Localized version for العربيةSignificant community costعرض النسخة الانجليزية

ChengduChina

Officially atheist state with growing religious populations — Buddhism, Taoism, and folk religion most widespread; Christian growth (~5%, mostly underground evangelical/Pentecostal house churches); Sunni Muslim Uyghur and Hui populations under significant state pressure.

Localized version for English

Chengdu sits inside a country where the wider population is mostly post-religious and the harder exits are concentrated in specific communities rather than the national level. The wider China religious landscape: Officially atheist state with growing religious populations — Buddhism, Taoism, and folk religion most widespread; Christian growth (~5%, mostly underground evangelical/Pentecostal house churches); Sunni Muslim Uyghur and Hui populations under significant state pressure.

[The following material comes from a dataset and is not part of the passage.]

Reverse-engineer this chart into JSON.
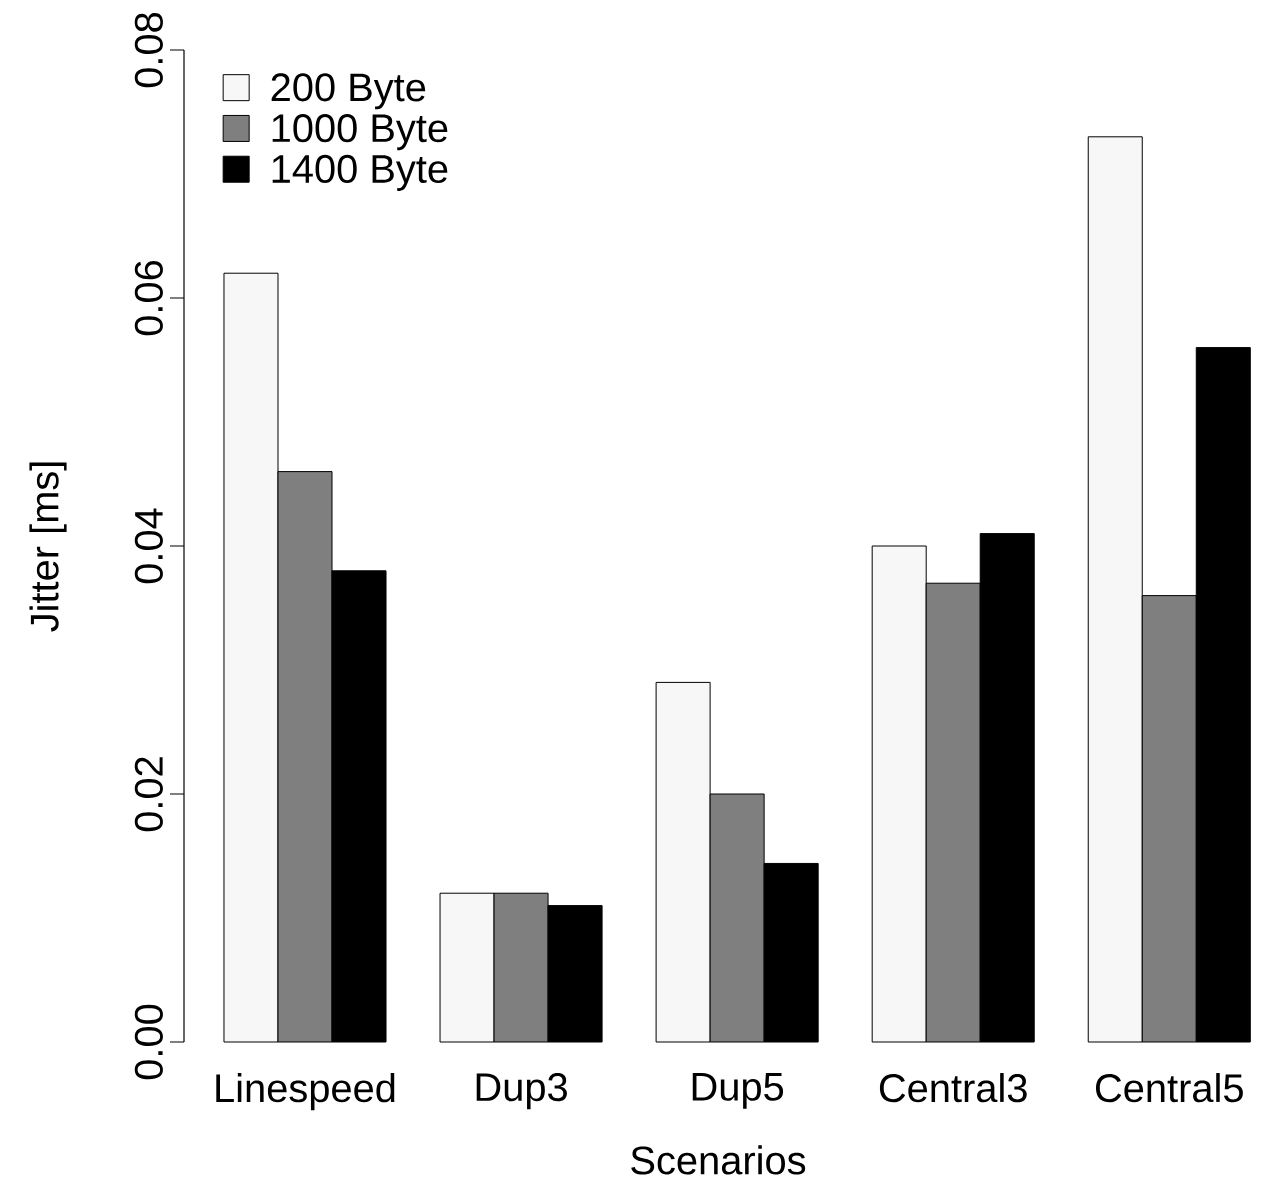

At Chengdu's scale, the religious landscape is big enough to get lost in — which, for someone leaving a tight-knit tradition, is sometimes exactly what they need. You can find your people without leaving town.

As a regional hub within China, Chengdu provides enough scale that leaving organized religion is possible without leaving your city — though the support networks may be more informal and harder to find than in a national capital.

The cost of leaving religion in Chengdu is higher than in more secular places. Community shunning is normalized in some traditions here, and the person who leaves may find that doors close — socially, professionally, and inside the family — in ways that make the rebuild a serious project rather than a weekend decision.

Elder X has been through the religious exit himself — the family rupture, the guilt that would not stop, the psych wards, the isolation of being the person nobody in your family understands anymore. If you are in Chengdu and that description lands, reach out. Not therapy. Personal advice from someone who made it to the other side.

Whatever tradition you came out of, the rebuild follows a pattern. First you leave. Then you grieve. Then you figure out who you are without the container that used to hold your identity. Then — slowly, with setbacks — you build something new. Chengdu is where that sequence is playing out for you right now. Rage 2 Rebuild exists because the rebuild is the part nobody talks about, and the part that matters most.